An applicant can "spend down" by paying for nursing home care until s/he is
within the $2000 asset range or s/he can purchase exempt assets and services such as a
home, home furnishings, clothes, home repairs, satisfaction of mortgages, or other debts,
an exempt burial space, one vehicle, term life insurance, whole life insurance with a face
value of $1500, and certain annuities (which must be scheduled to exhaust the balance of
the annuity at or before the annuitants life expectancy or that of his spouse).
Spending down on nursing care and then establishing eligibility is often a good idea
because some facilities do not take individuals who immediately eligible for Medi-Cal on
admission. However, if the goal is to avoid extinguishing the estate on healthcare, other
strategies must be considered.
Annuities
When you invest in an annuity, you enter into a contract with an insurance company
under which, in return for your investment, the insurer promises you (and/or your heirs) a
stream of payments starting immediately or in the future. An annuity can be appropriate as
part of an overall financial plan, even for an older adult. Unfortunately, many older
adults are purchasing annuities in what appear to be very inappropriate circumstances and
clearly they are not being informed of all they need to know about annuities. There are
two basic types of annuities: immediate annuities in which the pay-out begins shortly
after the contract is entered into, and deferred annuities in which the pay out is
delayed. Both immediate annuities and deferred annuities can be purchased as fixed or
variable. Fixed annuities lock in an earnings rate, while variable annuities do not lock
in an earning rate and depend on how investments in the stock market perform.
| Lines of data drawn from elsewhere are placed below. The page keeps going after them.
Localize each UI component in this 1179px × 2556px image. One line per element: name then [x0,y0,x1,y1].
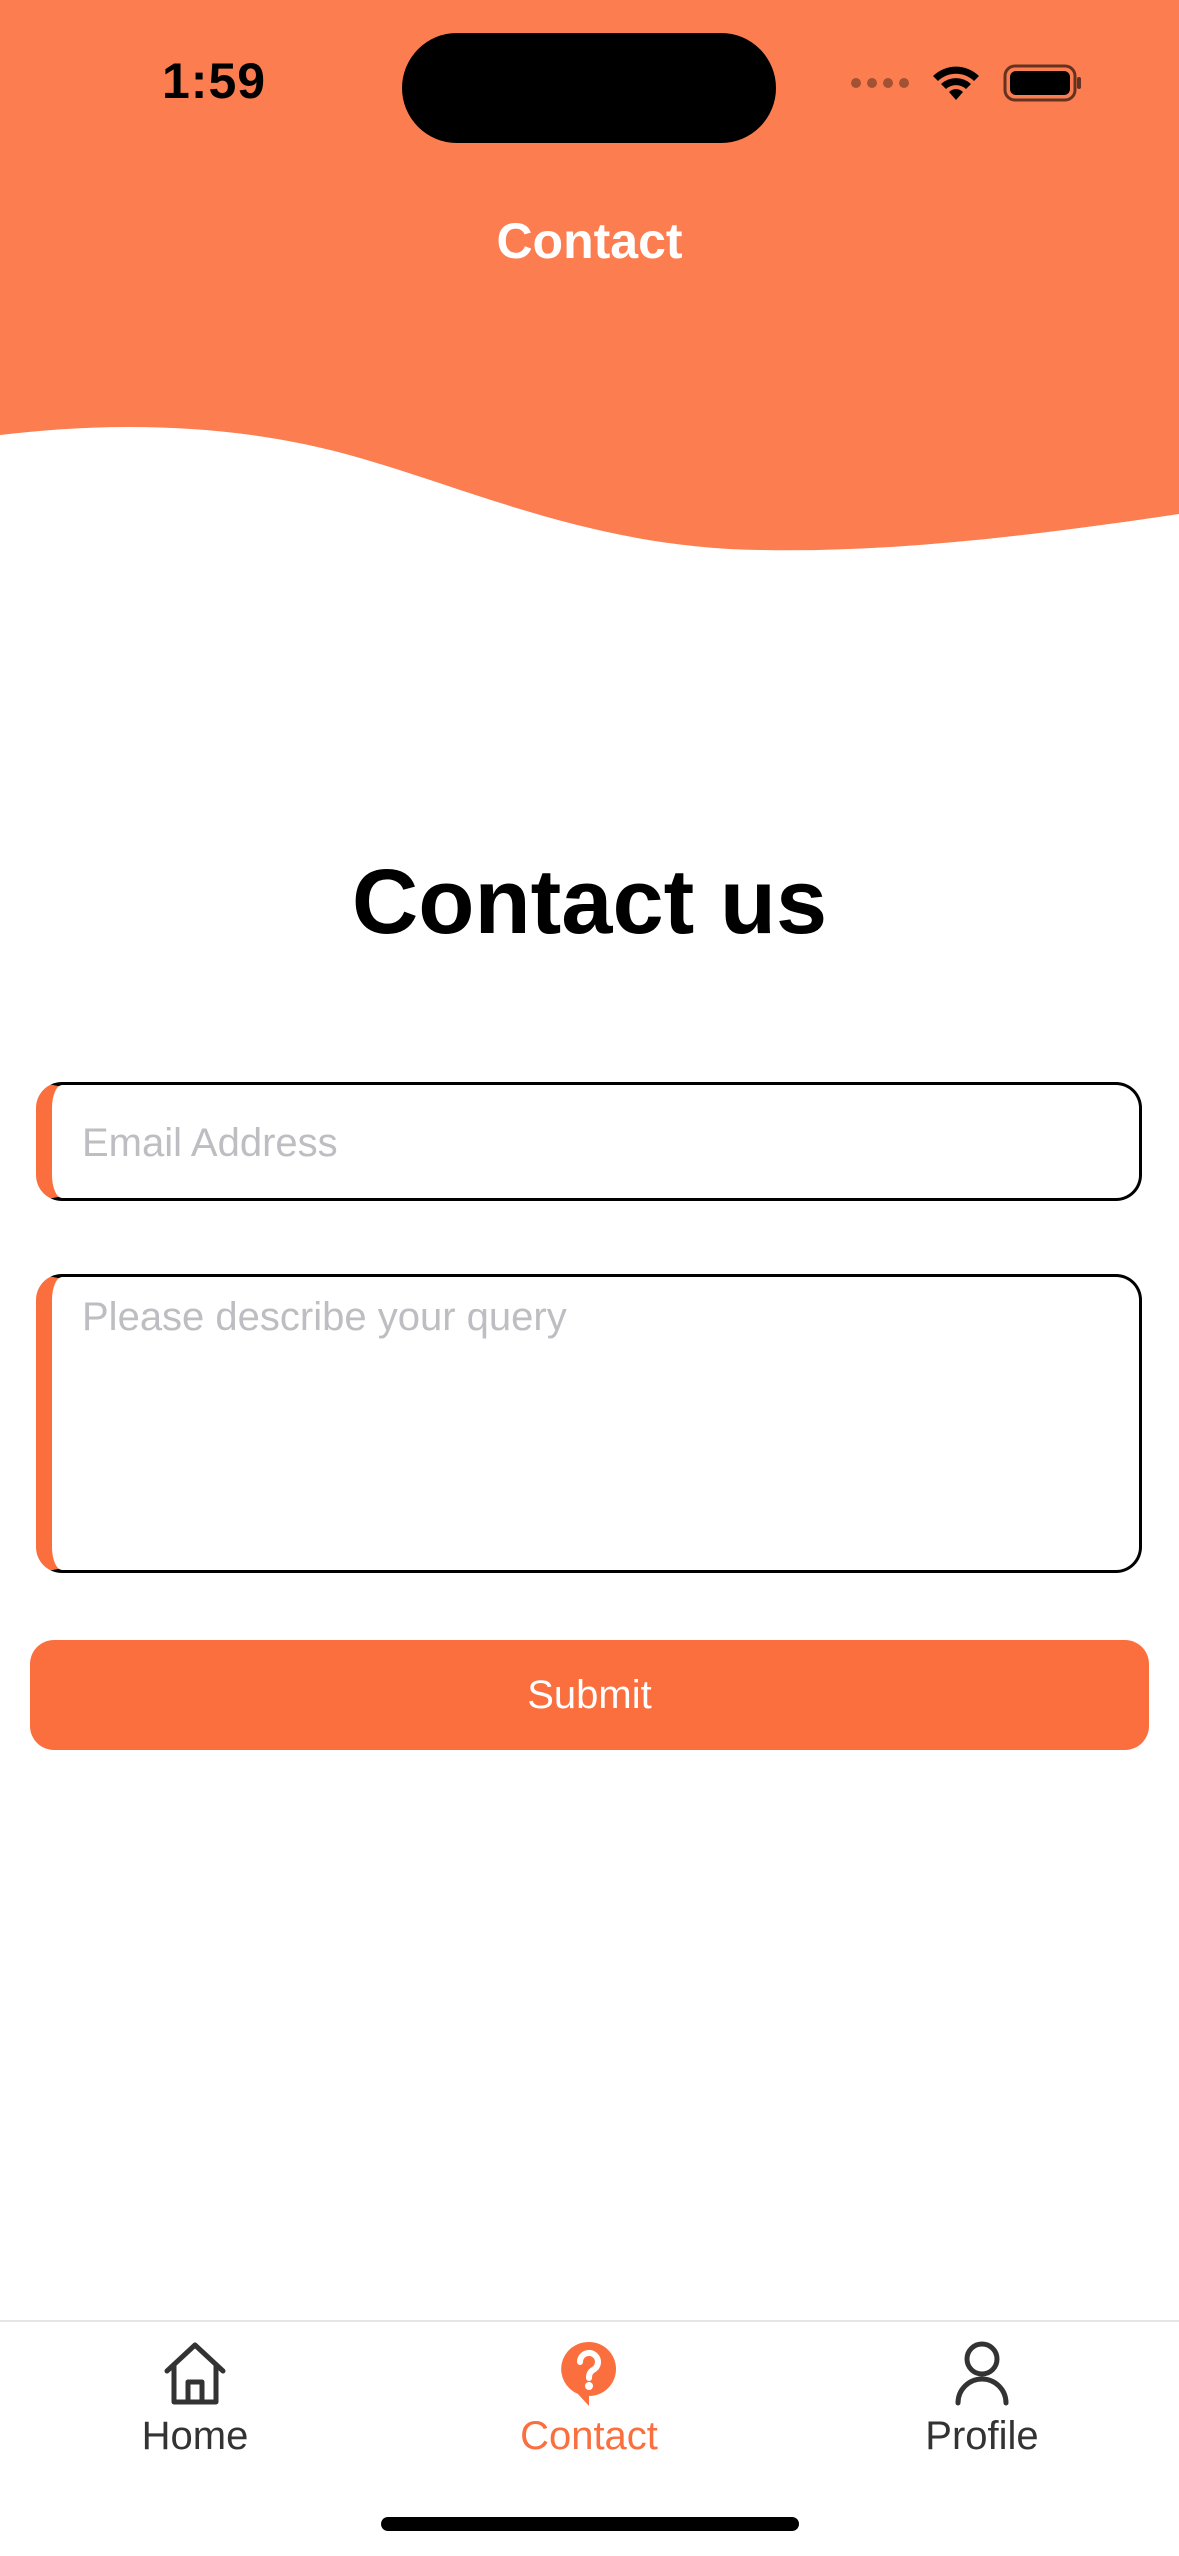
header-wave [0,308,1179,551]
wifi-icon [933,66,979,100]
tab-profile[interactable]: Profile [852,2336,1112,2459]
dynamic-island [402,33,776,143]
status-icons [851,64,1083,102]
tab-profile-label: Profile [925,2414,1039,2458]
page-title: Contact us [351,851,828,953]
submit-button[interactable]: Submit [30,1640,1149,1750]
tab-contact[interactable]: Contact [459,2336,719,2459]
battery-icon [1003,64,1081,102]
tab-contact-label: Contact [520,2414,658,2458]
header: 1:59 Contact [0,0,1179,308]
home-indicator[interactable] [381,2517,799,2531]
home-icon [164,2342,226,2405]
status-time: 1:59 [162,53,267,109]
email-placeholder: Email Address [82,1121,338,1165]
contact-screen: 1:59 Contact Contact us Email Address Pl… [0,0,1179,2556]
query-textarea[interactable]: Please describe your query [36,1274,1142,1573]
nav-title: Contact [496,213,683,269]
cellular-signal-icon [851,78,909,88]
person-icon [955,2341,1009,2406]
tab-home-label: Home [141,2414,249,2458]
email-field[interactable]: Email Address [36,1082,1142,1201]
question-chat-icon [561,2341,616,2406]
query-placeholder: Please describe your query [82,1295,567,1339]
tab-home[interactable]: Home [65,2336,325,2459]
The Medi-Cal program regulates the treatment of annuities in great detail. Deferred
annuities are counted as "available resources by the Medi-Cal program. An
immediate annuity is considered "unavailable" because the purchase of the
annuity is irrevocable and there will be periodic payments of principal and interest. But,
an immediate annuity must be likely to make all of its payments within the
applicants lifetime (or based on the spouses lifetime) otherwise Medi-Cal will
consider the annuity as partially a disqualifying transfer to the annuitys
remainder beneficiary. Payments from an immediate annuity will be considered
"income" and will have to be used towards share of cost if eligibility is
established. Also, DHS seeks recovery against the residual of annuities after the death of
the Medi-Cal beneficiary. In addition to these drawbacks, converting excess resources into
an immediate annuity will cause loss of liquidity, vulnerability to inflation, exposure to
insurance company failure, and cost due to substantial commissions and due to the 2.35%
tax on the purchase of an annuity. Annuities are expensive, and they tend to be oversold
by insurance salespersons who do not have a good understanding of Medi-Cal regulations.
There are often better Medi-Cal planning alternatives than annuities.